For the past two weeks, I've spent most evenings working with a clinician associated with the
SSMP [Successful Stuttering Management Program]. This is a 3 week intensive program (therapy work all day, every day, for 3 weeks) that attracts clients from all over the US, if not world. I do not have time to take 3 full weeks out of my life to actually attend this program, but in an attempt to glean as much as I can from the amazing men and women involved in it, I have been giving my evenings to making my best attempts at keeping up.
It's utterly liberating to be in a room full of, for lack of a more PC term, freaks like me. Everyone -- clients and clinicians -- stutters; everyone blocks, everyone manages their disfluency, everyone looks in your eyes and watches with compassion as you get to what you're saying.
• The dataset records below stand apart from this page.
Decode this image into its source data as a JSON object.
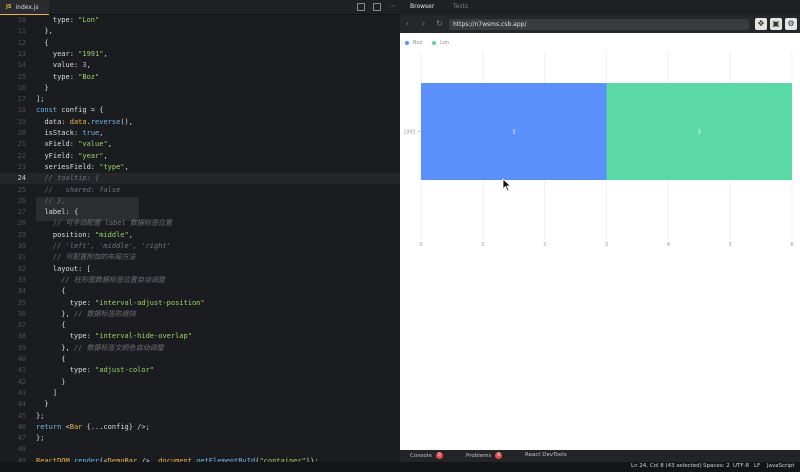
{
  "editor": {
    "tab_label": "index.js",
    "tab_badge": "JS",
    "active_line": 24,
    "lines": [
      {
        "n": 10,
        "html": "    <span class='pr'>type</span>: <span class='s'>\"Lon\"</span>"
      },
      {
        "n": 11,
        "html": "  },"
      },
      {
        "n": 12,
        "html": "  {"
      },
      {
        "n": 13,
        "html": "    <span class='pr'>year</span>: <span class='s'>\"1991\"</span>,"
      },
      {
        "n": 14,
        "html": "    <span class='pr'>value</span>: <span class='n'>3</span>,"
      },
      {
        "n": 15,
        "html": "    <span class='pr'>type</span>: <span class='s'>\"Boz\"</span>"
      },
      {
        "n": 16,
        "html": "  }"
      },
      {
        "n": 17,
        "html": "];"
      },
      {
        "n": 18,
        "html": "<span class='k'>const</span> config = {"
      },
      {
        "n": 19,
        "html": "  <span class='pr'>data</span>: <span class='fn'>data</span>.<span class='k'>reverse</span>(),"
      },
      {
        "n": 20,
        "html": "  <span class='pr'>isStack</span>: <span class='k'>true</span>,"
      },
      {
        "n": 21,
        "html": "  <span class='pr'>xField</span>: <span class='s'>\"value\"</span>,"
      },
      {
        "n": 22,
        "html": "  <span class='pr'>yField</span>: <span class='s'>\"year\"</span>,"
      },
      {
        "n": 23,
        "html": "  <span class='pr'>seriesField</span>: <span class='s'>\"type\"</span>,"
      },
      {
        "n": 24,
        "html": "  <span class='c'>// tooltip: {</span>"
      },
      {
        "n": 25,
        "html": "  <span class='c'>//   shared: false</span>"
      },
      {
        "n": 26,
        "html": "  <span class='c'>// },</span>"
      },
      {
        "n": 27,
        "html": "  <span class='pr'>label</span>: {"
      },
      {
        "n": 28,
        "html": "    <span class='c'>// 可手动配置 label 数据标签位置</span>"
      },
      {
        "n": 29,
        "html": "    <span class='pr'>position</span>: <span class='s'>\"middle\"</span>,"
      },
      {
        "n": 30,
        "html": "    <span class='c'>// 'left', 'middle', 'right'</span>"
      },
      {
        "n": 31,
        "html": "    <span class='c'>// 可配置附加的布局方法</span>"
      },
      {
        "n": 32,
        "html": "    <span class='pr'>layout</span>: ["
      },
      {
        "n": 33,
        "html": "      <span class='c'>// 柱形图数据标签位置自动调整</span>"
      },
      {
        "n": 34,
        "html": "      {"
      },
      {
        "n": 35,
        "html": "        <span class='pr'>type</span>: <span class='s'>\"interval-adjust-position\"</span>"
      },
      {
        "n": 36,
        "html": "      }, <span class='c'>// 数据标签防遮挡</span>"
      },
      {
        "n": 37,
        "html": "      {"
      },
      {
        "n": 38,
        "html": "        <span class='pr'>type</span>: <span class='s'>\"interval-hide-overlap\"</span>"
      },
      {
        "n": 39,
        "html": "      }, <span class='c'>// 数据标签文颜色自动调整</span>"
      },
      {
        "n": 40,
        "html": "      {"
      },
      {
        "n": 41,
        "html": "        <span class='pr'>type</span>: <span class='s'>\"adjust-color\"</span>"
      },
      {
        "n": 42,
        "html": "      }"
      },
      {
        "n": 43,
        "html": "    ]"
      },
      {
        "n": 44,
        "html": "  }"
      },
      {
        "n": 45,
        "html": "};"
      },
      {
        "n": 46,
        "html": "<span class='k'>return</span> &lt;<span class='b'>Bar</span> {...config} /&gt;;"
      },
      {
        "n": 47,
        "html": "};"
      },
      {
        "n": 48,
        "html": ""
      },
      {
        "n": 49,
        "html": "<span class='fn'>ReactDOM</span>.<span class='k'>render</span>(&lt;<span class='b'>DemoBar</span> /&gt;, <span class='fn'>document</span>.<span class='k'>getElementById</span>(<span class='s'>\"container\"</span>));"
      }
    ]
  },
  "preview_tabs": {
    "browser": "Browser",
    "tests": "Tests"
  },
  "browser": {
    "url": "https://n7wsms.csb.app/",
    "icons": [
      "back-icon",
      "forward-icon",
      "refresh-icon",
      "open-new-window-icon",
      "devtools-icon",
      "settings-icon"
    ]
  },
  "chart_data": {
    "type": "bar",
    "orientation": "horizontal",
    "stacked": true,
    "categories": [
      "1991"
    ],
    "series": [
      {
        "name": "Boz",
        "values": [
          3
        ],
        "color": "#5b8ff9"
      },
      {
        "name": "Lon",
        "values": [
          3
        ],
        "color": "#5ad8a6"
      }
    ],
    "xlim": [
      0,
      6
    ],
    "xticks": [
      "0",
      "1",
      "2",
      "3",
      "4",
      "5",
      "6"
    ],
    "grid": true,
    "legend_position": "top-left",
    "data_labels": [
      "3",
      "3"
    ]
  },
  "console_tabs": [
    {
      "label": "Console",
      "badge": "0"
    },
    {
      "label": "Problems",
      "badge": "0"
    },
    {
      "label": "React DevTools",
      "badge": ""
    }
  ],
  "status": {
    "position": "Ln 24, Col 8 (43 selected)",
    "spaces": "Spaces: 2",
    "encoding": "UTF-8",
    "eol": "LF",
    "language": "JavaScript"
  },
  "colors": {
    "accent": "#e8b544",
    "editor_bg": "#1b1c1f",
    "bar_boz": "#5b8ff9",
    "bar_lon": "#5ad8a6"
  }
}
And everyone, everyone challenges you ... but it's the best kind of challenge, because it's one rooted in common understanding of just how fucking hard it is.
I've been working mainly with one clinician, who has the most equilibrium of any man I've ever met. He's somehow an immense oasis of calm. He has the ability to push me, emotionally and tolerance-wise, further than I ever thought possible, and I think it's because he has a stutter, too. A stutter that sounds remarkably like mine. Through all the exercises, he guides me and makes sure I'm focused on them, but he does them, too. And having someone stuttering their face off in the mirror next to you, even though you look hideous and feel worse, is one of the best moment of support anyone could ask for.
It's a novel feeling to actually have someone speak about stuttering seriously, as well: to refer to it as a disability, to share stories of all the ways it has impacted (usually for the worse) his life, to rail eloquently about how much it just bloody well sucks to have to deal with this, 24x7, for the entirety of your life. I think that's what's really gotten to me, really changed my mentality. There is no out and no magic pill. It will not just "get better". You can't run away from it and you can't, no matter how much you try, hide it. And so you have to accept it, manage it, and face it as an an integral part of who. you. are. There's no out, but there are ins.
And you know what? I'm improving. Slowly, but aggressively, I am improving. I am learning to manage. I need a lifetime, literally, of work... but for the first time in forever I feel like I have the opportunity to gain some kind of real control over this stupid beast that rules my life.
Yes, this is just a had-a-good-session high. But I'm serious. This is good.